Los analistas de política internacional tendrán mucho que decir al respecto, ya que estos casos de filtración de información —como el que ya habíamos conocido con Julian Assange y WikiLeaks y ahora con el caso de Snowden— derivan en un reacomodo de fuerzas políticas en el mundo. Sin embargo, como he señalado líneas arriba, el hecho de que el tránsito y la solicitud de asilo se hayan convertido en grandes problemas en el terreno diplomático, hace que se pierdan de vista otros asuntos centrales: el espionaje, la libertad de expresión, la libertad en internet y la transparencia. Sospecho que nunca conoceremos los alcances de unos programas de “vigilancia” de tal precisión.

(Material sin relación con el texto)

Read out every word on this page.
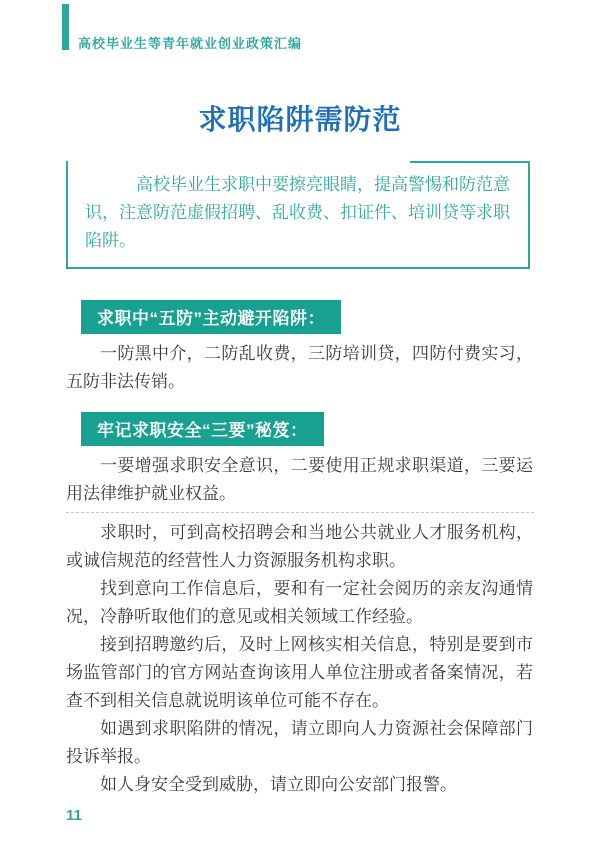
高校毕业生等青年就业创业政策汇编
求职陷阱需防范
高校毕业生求职中要擦亮眼睛，提高警惕和防范意识，注意防范虚假招聘、乱收费、扣证件、培训贷等求职陷阱。
求职中“五防”主动避开陷阱：

一防黑中介，二防乱收费，三防培训贷，四防付费实习，五防非法传销。

牢记求职安全“三要”秘笈：

一要增强求职安全意识，二要使用正规求职渠道，三要运用法律维护就业权益。

求职时，可到高校招聘会和当地公共就业人才服务机构，或诚信规范的经营性人力资源服务机构求职。

找到意向工作信息后，要和有一定社会阅历的亲友沟通情况，冷静听取他们的意见或相关领域工作经验。

接到招聘邀约后，及时上网核实相关信息，特别是要到市场监管部门的官方网站查询该用人单位注册或者备案情况，若查不到相关信息就说明该单位可能不存在。

如遇到求职陷阱的情况，请立即向人力资源社会保障部门投诉举报。

如人身安全受到威胁，请立即向公安部门报警。

11
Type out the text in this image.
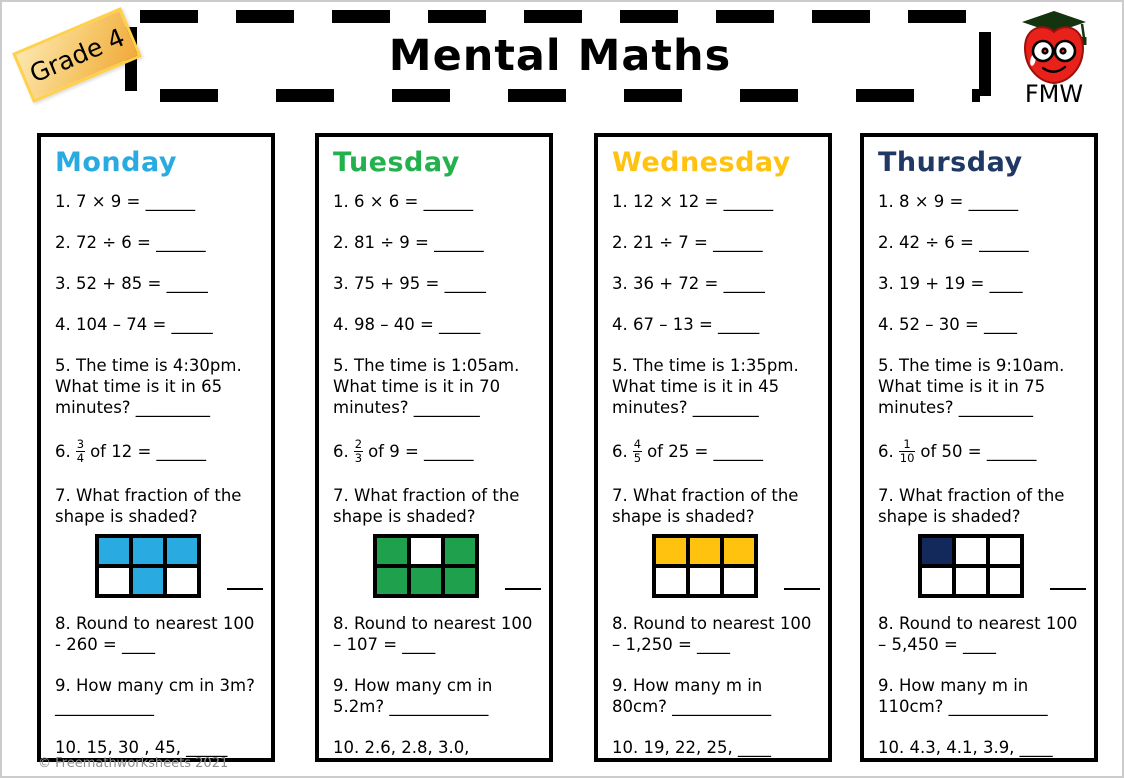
Mental Maths
Grade 4
FMW
Monday
1. 7 × 9 = ______
2. 72 ÷ 6 = ______
3. 52 + 85 = _____
4. 104 – 74 = _____
5. The time is 4:30pm. What time is it in 65 minutes? _________
6. $\frac{3}{4}$ of 12 = ______
7. What fraction of the shape is shaded?
8. Round to nearest 100 - 260 = ____
9. How many cm in 3m? ____________
10. 15, 30 , 45, _____
Tuesday
1. 6 × 6 = ______
2. 81 ÷ 9 = ______
3. 75 + 95 = _____
4. 98 – 40 = _____
5. The time is 1:05am. What time is it in 70 minutes? ________
6. $\frac{2}{3}$ of 9 = ______
7. What fraction of the shape is shaded?
8. Round to nearest 100 – 107 = ____
9. How many cm in 5.2m? ____________
10. 2.6, 2.8, 3.0,
Wednesday
1. 12 × 12 = ______
2. 21 ÷ 7 = ______
3. 36 + 72 = _____
4. 67 – 13 = _____
5. The time is 1:35pm. What time is it in 45 minutes? ________
6. $\frac{4}{5}$ of 25 = ______
7. What fraction of the shape is shaded?
8. Round to nearest 100 – 1,250 = ____
9. How many m in 80cm? ____________
10. 19, 22, 25, ____
Thursday
1. 8 × 9 = ______
2. 42 ÷ 6 = ______
3. 19 + 19 = ____
4. 52 – 30 = ____
5. The time is 9:10am. What time is it in 75 minutes? _________
6. $\frac{1}{10}$ of 50 = ______
7. What fraction of the shape is shaded?
8. Round to nearest 100 – 5,450 = ____
9. How many m in 110cm? ____________
10. 4.3, 4.1, 3.9, ____
© Freemathworksheets 2021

Si el poder está vinculado a la información, ¿quién define la diferencia entre Obama y los otros, como Snowden, Manning y Assange? ¿Quién decide el destino de nuestros datos? Como decía el conocido cómic:“¿quién vigila a los vigilantes?”. O tal vez deberíamos preguntarnos: ¿quién espía a los espías? A propósito, los términos son importantes: mientras algunas notas periodísticas hacen referencia a programas de “vigilancia”, otras emplean el término “espionaje”. No es un dato menor.